You still have to do a push actor away on all actors in the area or it won't work no matter how high a force you give it. Basically before actors are pushed at all, they won't enter a ragdoll state. If you set the force really high, you'll notice they stumble, but they won't actually get pushed. So here's a (somewhat complex) workaround. You make a scripted cloak spell. (To do this, make a scripted concentration aimed spell with the script you want to cast on actors, and then make a cloak spell with the conc aimed spell as its 1st associated item) The script spell does two things, it does a 0 force pushactoraway on akTarget, and it forces akCaster to cast a spell on self (for the count, the third spell you will actually have to create to get this working) that doesn't even do anything, but it has a big forceful large radius explosion.

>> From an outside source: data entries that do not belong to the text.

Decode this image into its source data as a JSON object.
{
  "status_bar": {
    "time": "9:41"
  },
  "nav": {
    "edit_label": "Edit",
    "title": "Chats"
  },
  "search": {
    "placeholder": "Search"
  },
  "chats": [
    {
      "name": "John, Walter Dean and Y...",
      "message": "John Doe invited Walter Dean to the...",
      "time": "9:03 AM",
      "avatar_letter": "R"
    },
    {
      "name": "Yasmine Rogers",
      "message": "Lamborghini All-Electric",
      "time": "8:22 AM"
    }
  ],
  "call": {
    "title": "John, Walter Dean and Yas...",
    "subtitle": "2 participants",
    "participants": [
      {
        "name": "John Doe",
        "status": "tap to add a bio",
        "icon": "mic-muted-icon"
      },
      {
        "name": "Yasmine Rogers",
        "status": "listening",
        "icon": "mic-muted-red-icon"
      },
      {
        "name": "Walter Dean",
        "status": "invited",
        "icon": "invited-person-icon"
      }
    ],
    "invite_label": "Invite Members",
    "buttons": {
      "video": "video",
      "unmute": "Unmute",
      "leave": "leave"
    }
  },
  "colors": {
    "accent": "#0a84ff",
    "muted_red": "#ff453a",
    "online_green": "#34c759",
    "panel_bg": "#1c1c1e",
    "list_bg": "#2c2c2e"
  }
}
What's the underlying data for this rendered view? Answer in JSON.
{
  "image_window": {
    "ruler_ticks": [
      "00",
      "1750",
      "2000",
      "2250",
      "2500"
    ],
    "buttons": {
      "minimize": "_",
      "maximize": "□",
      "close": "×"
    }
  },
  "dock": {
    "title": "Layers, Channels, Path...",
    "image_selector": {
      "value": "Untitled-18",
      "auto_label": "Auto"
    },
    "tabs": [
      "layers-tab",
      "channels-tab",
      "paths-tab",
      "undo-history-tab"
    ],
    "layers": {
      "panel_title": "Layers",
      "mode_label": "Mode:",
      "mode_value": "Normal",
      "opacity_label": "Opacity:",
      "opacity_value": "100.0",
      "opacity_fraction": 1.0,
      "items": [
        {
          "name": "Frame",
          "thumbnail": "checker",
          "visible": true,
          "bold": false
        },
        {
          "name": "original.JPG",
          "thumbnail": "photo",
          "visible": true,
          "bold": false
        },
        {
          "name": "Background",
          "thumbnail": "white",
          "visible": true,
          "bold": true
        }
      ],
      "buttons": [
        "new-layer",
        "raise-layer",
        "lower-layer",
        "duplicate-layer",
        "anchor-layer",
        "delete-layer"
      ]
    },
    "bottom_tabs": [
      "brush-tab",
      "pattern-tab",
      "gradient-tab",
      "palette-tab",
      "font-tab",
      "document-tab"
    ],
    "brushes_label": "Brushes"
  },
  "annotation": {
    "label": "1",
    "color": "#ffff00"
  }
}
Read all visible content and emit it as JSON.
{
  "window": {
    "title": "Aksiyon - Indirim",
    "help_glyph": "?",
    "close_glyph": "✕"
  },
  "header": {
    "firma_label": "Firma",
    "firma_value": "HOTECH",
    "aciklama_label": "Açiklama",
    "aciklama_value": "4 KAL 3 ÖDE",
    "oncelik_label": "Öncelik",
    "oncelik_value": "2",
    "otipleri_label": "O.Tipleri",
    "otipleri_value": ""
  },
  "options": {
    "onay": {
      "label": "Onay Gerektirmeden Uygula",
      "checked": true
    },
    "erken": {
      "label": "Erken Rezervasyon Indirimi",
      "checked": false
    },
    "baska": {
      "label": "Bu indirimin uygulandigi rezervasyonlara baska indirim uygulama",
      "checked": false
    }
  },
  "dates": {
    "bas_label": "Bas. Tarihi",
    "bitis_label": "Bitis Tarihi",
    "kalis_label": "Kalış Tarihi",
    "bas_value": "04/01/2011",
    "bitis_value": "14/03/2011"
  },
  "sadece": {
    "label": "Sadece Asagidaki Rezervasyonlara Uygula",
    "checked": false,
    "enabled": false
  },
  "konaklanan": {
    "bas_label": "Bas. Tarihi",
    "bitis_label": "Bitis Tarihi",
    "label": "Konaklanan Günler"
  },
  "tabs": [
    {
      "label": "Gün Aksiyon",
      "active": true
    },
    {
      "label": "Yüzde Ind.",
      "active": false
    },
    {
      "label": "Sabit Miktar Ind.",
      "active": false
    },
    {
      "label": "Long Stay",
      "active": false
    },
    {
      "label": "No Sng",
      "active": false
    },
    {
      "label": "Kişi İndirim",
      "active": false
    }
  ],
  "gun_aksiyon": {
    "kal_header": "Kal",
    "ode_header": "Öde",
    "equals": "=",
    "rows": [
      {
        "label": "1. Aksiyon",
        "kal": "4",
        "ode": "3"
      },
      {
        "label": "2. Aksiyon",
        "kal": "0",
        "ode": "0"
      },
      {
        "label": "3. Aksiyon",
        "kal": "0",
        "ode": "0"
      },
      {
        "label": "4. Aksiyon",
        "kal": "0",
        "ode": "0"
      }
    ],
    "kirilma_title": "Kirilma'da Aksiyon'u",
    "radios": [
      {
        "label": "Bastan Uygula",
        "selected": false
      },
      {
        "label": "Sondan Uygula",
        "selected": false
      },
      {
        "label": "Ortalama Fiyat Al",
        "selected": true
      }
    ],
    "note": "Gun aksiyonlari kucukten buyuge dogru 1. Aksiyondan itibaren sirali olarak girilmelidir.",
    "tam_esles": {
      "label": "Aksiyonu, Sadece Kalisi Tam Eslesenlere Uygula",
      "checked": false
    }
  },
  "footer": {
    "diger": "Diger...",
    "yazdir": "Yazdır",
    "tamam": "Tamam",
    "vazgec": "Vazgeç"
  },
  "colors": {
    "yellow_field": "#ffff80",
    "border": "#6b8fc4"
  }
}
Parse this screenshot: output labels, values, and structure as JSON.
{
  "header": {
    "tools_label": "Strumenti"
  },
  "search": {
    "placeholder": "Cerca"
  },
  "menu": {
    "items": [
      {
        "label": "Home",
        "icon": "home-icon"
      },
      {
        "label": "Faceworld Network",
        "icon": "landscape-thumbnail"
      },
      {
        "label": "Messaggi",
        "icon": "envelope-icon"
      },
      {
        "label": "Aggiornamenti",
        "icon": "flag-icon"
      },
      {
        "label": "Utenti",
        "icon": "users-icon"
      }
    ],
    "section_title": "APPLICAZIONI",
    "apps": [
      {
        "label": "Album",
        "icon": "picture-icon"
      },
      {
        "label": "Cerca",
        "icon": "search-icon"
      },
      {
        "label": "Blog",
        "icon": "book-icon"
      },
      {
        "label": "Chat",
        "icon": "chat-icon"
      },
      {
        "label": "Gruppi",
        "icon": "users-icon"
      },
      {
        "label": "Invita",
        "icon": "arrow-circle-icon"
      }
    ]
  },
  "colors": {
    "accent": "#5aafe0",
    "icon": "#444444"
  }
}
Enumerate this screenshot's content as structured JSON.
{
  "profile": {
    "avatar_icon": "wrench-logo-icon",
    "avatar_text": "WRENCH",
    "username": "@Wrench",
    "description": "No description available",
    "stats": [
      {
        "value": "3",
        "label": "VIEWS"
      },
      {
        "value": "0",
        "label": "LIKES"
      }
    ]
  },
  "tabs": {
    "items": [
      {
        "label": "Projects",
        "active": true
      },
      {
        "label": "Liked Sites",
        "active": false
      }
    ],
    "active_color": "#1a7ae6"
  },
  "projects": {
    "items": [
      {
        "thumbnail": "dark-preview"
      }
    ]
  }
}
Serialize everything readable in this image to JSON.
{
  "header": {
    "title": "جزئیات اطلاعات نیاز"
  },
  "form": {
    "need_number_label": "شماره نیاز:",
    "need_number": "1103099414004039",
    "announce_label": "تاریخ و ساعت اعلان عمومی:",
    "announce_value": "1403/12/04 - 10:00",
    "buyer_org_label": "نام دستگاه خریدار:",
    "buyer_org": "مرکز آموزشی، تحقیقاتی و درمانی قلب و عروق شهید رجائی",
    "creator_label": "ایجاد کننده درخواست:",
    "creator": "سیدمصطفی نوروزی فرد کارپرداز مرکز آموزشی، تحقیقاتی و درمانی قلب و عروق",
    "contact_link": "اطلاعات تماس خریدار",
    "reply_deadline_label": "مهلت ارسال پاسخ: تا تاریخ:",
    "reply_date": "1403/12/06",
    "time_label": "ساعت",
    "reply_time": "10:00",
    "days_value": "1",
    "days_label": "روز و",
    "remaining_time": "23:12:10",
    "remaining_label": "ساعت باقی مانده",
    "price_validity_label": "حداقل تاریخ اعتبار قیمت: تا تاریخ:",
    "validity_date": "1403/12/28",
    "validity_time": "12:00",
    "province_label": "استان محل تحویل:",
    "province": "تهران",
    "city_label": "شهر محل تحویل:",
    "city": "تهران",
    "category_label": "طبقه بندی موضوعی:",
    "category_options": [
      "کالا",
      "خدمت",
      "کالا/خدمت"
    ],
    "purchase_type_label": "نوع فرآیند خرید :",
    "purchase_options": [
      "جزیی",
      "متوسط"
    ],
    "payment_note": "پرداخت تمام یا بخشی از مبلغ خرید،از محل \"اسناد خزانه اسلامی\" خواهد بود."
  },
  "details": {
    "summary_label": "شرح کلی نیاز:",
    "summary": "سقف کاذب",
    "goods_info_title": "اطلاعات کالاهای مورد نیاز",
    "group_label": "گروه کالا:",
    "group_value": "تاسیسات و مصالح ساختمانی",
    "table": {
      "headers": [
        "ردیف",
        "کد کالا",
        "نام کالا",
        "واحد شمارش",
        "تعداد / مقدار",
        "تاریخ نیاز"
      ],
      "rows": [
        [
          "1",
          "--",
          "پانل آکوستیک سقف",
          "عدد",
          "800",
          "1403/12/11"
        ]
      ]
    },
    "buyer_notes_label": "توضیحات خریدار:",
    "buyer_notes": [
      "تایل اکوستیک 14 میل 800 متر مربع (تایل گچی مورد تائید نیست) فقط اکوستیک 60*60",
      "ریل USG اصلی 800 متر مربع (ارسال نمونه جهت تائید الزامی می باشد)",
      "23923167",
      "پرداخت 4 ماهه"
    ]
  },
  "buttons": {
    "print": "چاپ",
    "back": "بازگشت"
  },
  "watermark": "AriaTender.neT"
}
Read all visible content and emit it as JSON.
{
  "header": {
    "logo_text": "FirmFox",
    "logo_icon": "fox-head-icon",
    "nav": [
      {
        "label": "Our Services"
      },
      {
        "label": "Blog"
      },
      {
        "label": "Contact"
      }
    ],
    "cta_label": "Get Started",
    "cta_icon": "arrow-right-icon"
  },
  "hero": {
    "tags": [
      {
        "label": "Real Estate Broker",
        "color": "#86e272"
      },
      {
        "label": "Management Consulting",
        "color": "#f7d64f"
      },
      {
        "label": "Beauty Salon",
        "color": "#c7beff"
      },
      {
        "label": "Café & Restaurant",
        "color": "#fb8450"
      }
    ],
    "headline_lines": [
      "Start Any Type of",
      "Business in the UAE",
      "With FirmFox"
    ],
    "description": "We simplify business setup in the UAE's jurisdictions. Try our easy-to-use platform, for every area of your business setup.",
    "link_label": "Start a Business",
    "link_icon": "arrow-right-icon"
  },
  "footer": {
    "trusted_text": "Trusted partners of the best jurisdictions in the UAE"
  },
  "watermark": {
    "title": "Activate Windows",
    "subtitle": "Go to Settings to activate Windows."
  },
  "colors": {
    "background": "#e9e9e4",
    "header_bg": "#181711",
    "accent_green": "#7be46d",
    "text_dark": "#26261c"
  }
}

For a radius I'd put it at about 220 (I think thats about 10 feet) and force of say 1000. Play around with it from there until it pushes them as much as you want it to.
So for the record:
1st Spell
Concentrated Aimed Script spell with this script:
Scriptname FirstSpell extends activemagiceffectevent OnEffectStart(Actor akTarget, Actor akCaster) akCaster.PushActorAway(akTarget, 1000)endEvent
2nd Spell
Cloak type self duration 1 second radius 10 feet
1st associated item 1st spell
3rd spell
Unnecesarry if you made the other two. I hadn't looked at PushActorAway in a while and didn't realize that it automatically creates a vector for you from the source to the target for direction. The way I outlined above will work, but is unnecessarily complex.